Based on the type I repeats (TSRs) of thrombospondin-1 (TSP-1), amino acid sequences of different lengths were designed and synthesized in this study, named as VR-9 VR-10、VR-11、VR-12、VR-13. The objective was to explore the effects of the above five peptides on angiogenesis in Chori-retinal neovascularization, alongside the screening of the best peptides and the deep exploration into the underlying mechanism, aimed to provide a basis for the development and application of peptide drugs in the treatment of CNV.
Wound healing, CCK-8, and 5-ethynyl-2'-deoxyuridine (EdU) assays were employed to evaluate the proliferation and migration ability of cells. CRISPR-Cas9 technology was utilized to establish CD36 knockdown cell lines, alongside the conduction of qPCR to verify the efficiency of gene knockdown. The expression levels of VEGF and CD31 in RF/6A cells and rats were assessed by Western blot. Additionally, Hematoxylin and eosin (HE) staining was performed to examine the structural integrity of the rat retina, while Fluorescein Isothiocyanate-Dextran Cardiac Perfusion (FITC) labeling was used to observe the occurrence and development of choroidal neovascularization (CNV).

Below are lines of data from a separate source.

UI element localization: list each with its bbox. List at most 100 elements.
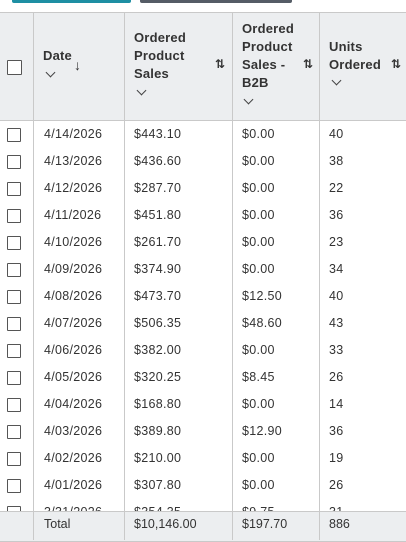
sort-toggle-icon[interactable]: ⇅ xyxy=(391,57,402,71)
sort-descending-icon[interactable]: ↓ xyxy=(74,57,81,73)
row-select-checkbox[interactable] xyxy=(7,506,21,513)
column-header-date[interactable]: Date ↓ xyxy=(34,13,124,120)
column-header-units[interactable]: Units Ordered ⇅ xyxy=(319,13,406,120)
table-row[interactable]: 4/08/2026 $473.70 $12.50 40 xyxy=(0,283,406,311)
row-select-checkbox[interactable] xyxy=(7,263,21,277)
cell-units: 19 xyxy=(329,451,344,465)
cell-sales: $210.00 xyxy=(134,451,182,465)
column-divider[interactable] xyxy=(124,13,125,540)
cell-units: 14 xyxy=(329,397,344,411)
cell-date: 4/14/2026 xyxy=(44,127,103,141)
cell-date: 4/09/2026 xyxy=(44,262,103,276)
sort-toggle-icon[interactable]: ⇅ xyxy=(303,57,314,71)
cell-date: 4/05/2026 xyxy=(44,370,103,384)
table-row[interactable]: 4/04/2026 $168.80 $0.00 14 xyxy=(0,391,406,419)
row-select-checkbox[interactable] xyxy=(7,236,21,250)
cell-units: 40 xyxy=(329,127,344,141)
cell-sales: $261.70 xyxy=(134,235,182,249)
row-select-checkbox[interactable] xyxy=(7,452,21,466)
cell-units: 33 xyxy=(329,343,344,357)
cell-b2b: $0.00 xyxy=(242,343,275,357)
cell-b2b: $0.00 xyxy=(242,235,275,249)
column-divider[interactable] xyxy=(232,13,233,540)
cell-sales: $382.00 xyxy=(134,343,182,357)
table-row[interactable]: 4/05/2026 $320.25 $8.45 26 xyxy=(0,364,406,392)
cell-date: 4/08/2026 xyxy=(44,289,103,303)
cell-date: 4/07/2026 xyxy=(44,316,103,330)
cell-units: 38 xyxy=(329,154,344,168)
row-select-checkbox[interactable] xyxy=(7,371,21,385)
cell-date: 4/01/2026 xyxy=(44,478,103,492)
table-row[interactable]: 4/11/2026 $451.80 $0.00 36 xyxy=(0,202,406,230)
cell-sales: $389.80 xyxy=(134,424,182,438)
row-select-checkbox[interactable] xyxy=(7,479,21,493)
cell-units: 26 xyxy=(329,370,344,384)
column-header-b2b-line1: Ordered xyxy=(242,21,294,36)
table-row[interactable]: 3/31/2026 $354.35 $9.75 31 xyxy=(0,499,406,513)
chevron-down-icon[interactable] xyxy=(136,85,147,96)
cell-b2b: $0.00 xyxy=(242,451,275,465)
cell-sales: $443.10 xyxy=(134,127,182,141)
cell-units: 34 xyxy=(329,262,344,276)
row-select-checkbox[interactable] xyxy=(7,155,21,169)
cell-units: 36 xyxy=(329,208,344,222)
secondary-action-button[interactable] xyxy=(140,0,292,3)
select-all-checkbox[interactable] xyxy=(7,60,22,75)
column-divider[interactable] xyxy=(319,13,320,540)
cell-sales: $307.80 xyxy=(134,478,182,492)
cell-b2b: $0.00 xyxy=(242,397,275,411)
column-header-units-line2: Ordered xyxy=(329,57,381,72)
cell-date: 4/02/2026 xyxy=(44,451,103,465)
table-row[interactable]: 4/12/2026 $287.70 $0.00 22 xyxy=(0,175,406,203)
cell-b2b: $0.00 xyxy=(242,262,275,276)
cell-units: 26 xyxy=(329,478,344,492)
cell-b2b: $9.75 xyxy=(242,505,275,513)
table-row[interactable]: 4/14/2026 $443.10 $0.00 40 xyxy=(0,121,406,149)
row-select-checkbox[interactable] xyxy=(7,290,21,304)
row-select-checkbox[interactable] xyxy=(7,344,21,358)
table-row[interactable]: 4/02/2026 $210.00 $0.00 19 xyxy=(0,445,406,473)
row-select-checkbox[interactable] xyxy=(7,317,21,331)
cell-sales: $374.90 xyxy=(134,262,182,276)
cell-date: 4/13/2026 xyxy=(44,154,103,168)
cell-b2b: $12.50 xyxy=(242,289,283,303)
grid-body: 4/14/2026 $443.10 $0.00 40 4/13/2026 $436.60 $… xyxy=(0,121,406,513)
cell-units: 43 xyxy=(329,316,344,330)
cell-date: 4/03/2026 xyxy=(44,424,103,438)
column-header-sales-line3: Sales xyxy=(134,66,169,81)
primary-action-button[interactable] xyxy=(12,0,131,3)
cell-sales: $287.70 xyxy=(134,181,182,195)
row-select-checkbox[interactable] xyxy=(7,128,21,142)
column-header-b2b[interactable]: Ordered Product Sales - B2B ⇅ xyxy=(232,13,319,120)
data-grid: Date ↓ Ordered Product Sales ⇅ Ordered P… xyxy=(0,12,406,542)
table-row[interactable]: 4/06/2026 $382.00 $0.00 33 xyxy=(0,337,406,365)
total-units: 886 xyxy=(329,517,350,531)
table-row[interactable]: 4/07/2026 $506.35 $48.60 43 xyxy=(0,310,406,338)
total-label: Total xyxy=(44,517,71,531)
table-row[interactable]: 4/03/2026 $389.80 $12.90 36 xyxy=(0,418,406,446)
column-header-b2b-line2: Product xyxy=(242,39,293,54)
cell-date: 4/11/2026 xyxy=(44,208,102,222)
chevron-down-icon[interactable] xyxy=(243,94,254,105)
grid-footer-totals: Total $10,146.00 $197.70 886 xyxy=(0,511,406,542)
column-header-date-label: Date xyxy=(43,48,72,63)
cell-units: 36 xyxy=(329,424,344,438)
chevron-down-icon[interactable] xyxy=(331,75,342,86)
column-header-sales-line2: Product xyxy=(134,48,185,63)
table-row[interactable]: 4/01/2026 $307.80 $0.00 26 xyxy=(0,472,406,500)
row-select-checkbox[interactable] xyxy=(7,182,21,196)
cell-date: 4/04/2026 xyxy=(44,397,103,411)
cell-sales: $168.80 xyxy=(134,397,182,411)
table-row[interactable]: 4/13/2026 $436.60 $0.00 38 xyxy=(0,148,406,176)
cell-units: 22 xyxy=(329,181,344,195)
table-row[interactable]: 4/09/2026 $374.90 $0.00 34 xyxy=(0,256,406,284)
row-select-checkbox[interactable] xyxy=(7,425,21,439)
cell-date: 3/31/2026 xyxy=(44,505,103,513)
column-header-sales[interactable]: Ordered Product Sales ⇅ xyxy=(124,13,232,120)
sort-toggle-icon[interactable]: ⇅ xyxy=(215,57,226,71)
row-select-checkbox[interactable] xyxy=(7,209,21,223)
chevron-down-icon[interactable] xyxy=(45,67,56,78)
row-select-checkbox[interactable] xyxy=(7,398,21,412)
table-row[interactable]: 4/10/2026 $261.70 $0.00 23 xyxy=(0,229,406,257)
cell-sales: $506.35 xyxy=(134,316,182,330)
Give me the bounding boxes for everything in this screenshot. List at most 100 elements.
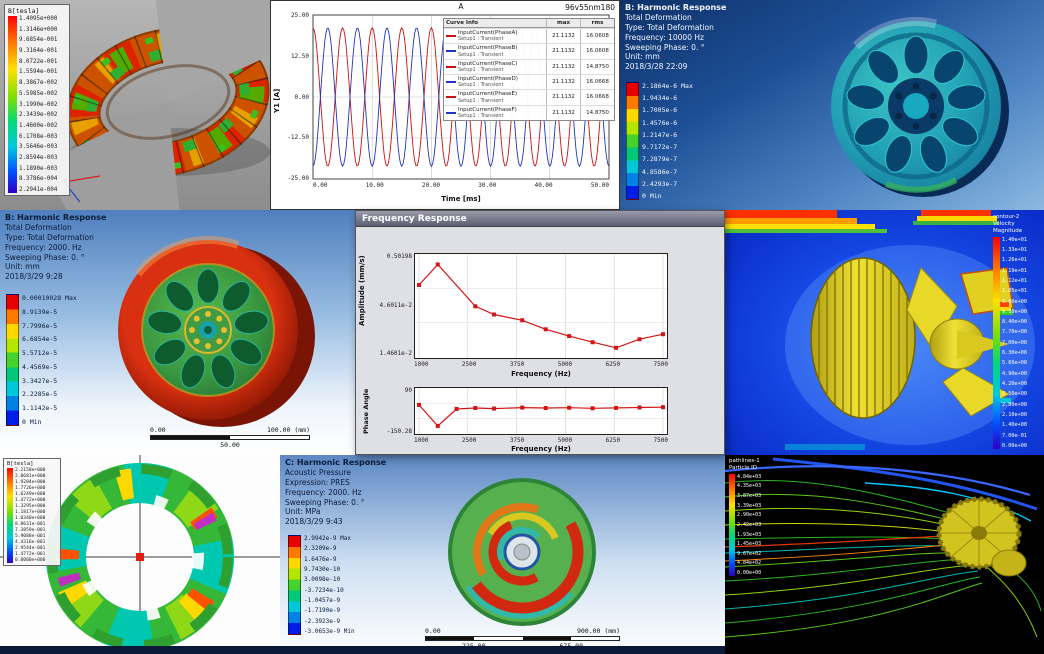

According to the wound-healing and CCK-8 assays, VR-13 was the most effective in inhibiting the proliferation and migration of endothelial cells. Furthermore, VR-13 peptide effectively inhibited the pathological development of CNV without the detection of retinal toxicity in the rat CNV model.
Overall, it was found that VR-13 exhibit significant effects on the inducing of apoptosis and the inhibition of the progression of angiogenesis by regulating the expression of VEGF and CD31 via CD36 signaling pathway.
脉络膜新生血管(CNV)是眼内新生血管形成的关键表现,被认为是眼科致盲的主要原因之一。此外,多种抗血管内皮生长因子(VEGF)药物已被用作CNV的一线治疗药物。然而,抗VEGF药物面临几个问题,主要包括作用持续时间短、需要重复注射以及并发症。血小板反应蛋白-1(TSP-1)是一种内源性蛋白质,被发现可调节体内多种生物学过程,并且已被证明对新生血管形成具有抑制作用。此外,目前认为TSP-1在抑制新生血管形成过程中的功能主要集中在其Ⅰ型重复序列(TSRs)上,这归因于TSP-1分子量较大、结构复杂以及可能存在的未知功能。因此,TSRs可作为进一步开发和探索潜在治疗药物的靶点和研究方向。
本研究基于血小板反应蛋白-1(TSP-1)的Ⅰ型重复序列(TSRs)设计并合成了不同长度的氨基酸序列,命名为VR-9、VR-10、VR-11、VR-12、VR-13。目的是探讨上述五种肽对脉络膜视网膜新生血管形成中血管生成的影响,并筛选最佳肽段并深入探究其潜在机制,旨在为肽类药物治疗CNV的开发和应用提供依据。
采用伤口愈合实验、CCK-8实验和5-乙炔基-2'-脱氧尿苷(EdU)实验评估细胞的增殖和迁移能力。利用CRISPR-Cas9技术建立CD36基因敲低细胞系,并通过qPCR验证基因敲低效率。通过蛋白质免疫印迹法评估RF/6A细胞和大鼠中VEGF和CDH31的表达水平。此外,进行苏木精-伊红(HE)染色以检查大鼠视网膜的结构完整性,同时使用异硫氰酸荧光素-葡聚糖心脏灌注(FITC)标记观察脉络膜新生血管(CNV)的发生和发展。
根据伤口愈合实验和CCK-8实验,VR-13在抑制内皮细胞增殖和迁移方面最为有效。此外,VR-13肽在大鼠CNV模型中有效抑制了CNV的病理发展,且未检测到视网膜毒性。
总体而言,发现VR-13通过CD36信号通路调节VEGF和CD31的表达,对诱导细胞凋亡和抑制血管生成进程具有显著作用。